Montgomery Davies is a former judge living in Newbridge. He was disbarred for using a mysterious device under his robe in the courtroom. He's also a Paul Simon enthusiast. On the 7/11/06 show, Judge Davies called to discuss the the device's history, its future, and Tom's role as a potential pitch man.
On the 8/22/06 show, it was revealed that Davies introduced the device to his nephew, Don Klaumenser. Klaumenser has used devices made from cresote/hickory and crabmeat/aluminum. The latter device features a timer that goes to 57, compared to the standard 50.
History of the Device
Davies admits to using the device for 22 years, though he’s gone through many different models. Back in the mid-1980s, the device was in its nascent, more crude form.
The original devices were made of ivory and had a more square shape, while current models are roundish and constructed from either polyurethane or treated birch. The old analog devices utilized a series a small tension rods, a large flywheel, and a small cushion made of either foam or fiberglass. Judge Davies was caught with a late-1990s model that, while good, was not state-of-the-art and left quite a bit to be desired. One of the main issues was the fishing line, which was hard to keep untangled, especially if you did not apply the recommended kind of oil. For some reason, the oil was very hard to find in Newbridge, so Davies hard to order it directly from the manufacturer of the device. It was always on backorder, so Davies was forced to rely on a different weight oil that was only stocked in certain local convenience stores. That oil did not really help out with the detangling efforts and it also left a thick residue ring on the inside of the canister receptacle. As a result, a large amount of smoke could be produced when the device shifted into the next gear.
Tom wonders how the device was smoking. Davies explains that it was an issue of overload. The new high-end models are digital, which eliminates the problem of backfires and stallouts. They also produce a readout, a feature which baffles Tom. Davies confirms that an actual piece of paper prints out. Tom wants to know what kind of information is on the printout, but Davies doesn’t want to get into it. He does say that the new models are also very silent. He ordered one, but it got screwed up at the factory. It was not only the wrong size, but it also came with toggle switches instead of the acrylic push-button controls as stated in the advertisement. Davies did try one of the digital ones and found that it delivered a nice, smooth performance, but the noise of the device he was caught with did him in. He tried various noise filters, but none of them were effective. The battle was trying to keep the water pressure at a good level while prevening the noise of the micro-jets from getting too loud. The one he had on order uses high-density steam instead of water jets, creating a more top-shelf performance.
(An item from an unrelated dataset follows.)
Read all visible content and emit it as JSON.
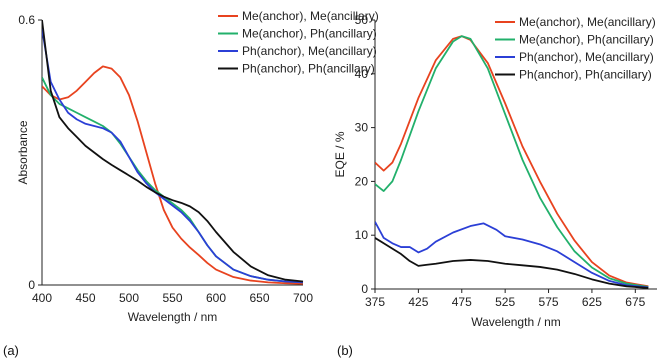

Davies gives some history on the evolution of the device, citing it as a real testament to man’s ingenuity. In the very early days of the device, they were made from a paste of straw, sheepskin, and granite. Davies cannot even imagine trying to use a device made from stone. Davies has seen the version of the device used by Babe Ruth, and while it was a step up from the one used by Ben Franklin and Billy The Kid, it’s still "positively barbaric". The so-called grommets were fashioned out of corn husks and the device used a cone made from coal as a dispersement mechanism.
Davies wonders how far they are going to go with designs for the device. Tom says it’s just a matter of technological advancements. Davies is focusing his attention on the future of the device and has just finished a prototype of a device that is "positively space-age". Davies is certain that it will change how we think about the device. He doesn’t think Tom will believe it, but he tells him anyway: it’s all one piece and it runs on body heat. It’s also positively sound-free and has noise-canceling shields next to the motor housing. It’s a foolproof setup that looks like a small Formula-1 racecar and will revolutionize the marketplace.
Davies wants to know if Tom wants to invest some money in a startup effort. Davies needs funds since his lost his pension as a result of the incident. Tom’s not in the market for investing, so Davies wants to know if he would at least model the device for the advertising campaign. Tom immediately refuses because he’s not a client and is not comfortable promoting the product. Davies wonders if it’s because Tom is ashamed of his abs, which will be seen in the promotional pictures. Davies is certain that Tom will become a client and plans to order one of the current judges to make him one. Tom wonders how he will pull that off since he has no interest in using it, and Davies says that several judges owe him for outfitting them with devices. Davies want to do the same for Tom.
At the end of the call, a whoosing sound is heard, and Davies reveals that he's using one of the old devices live on the air. Tom thinks he’s disgusting. Davies requests to have a "device-a-thon" with Tom. Tom declines, hangs up, and thinks he needs to take a shower.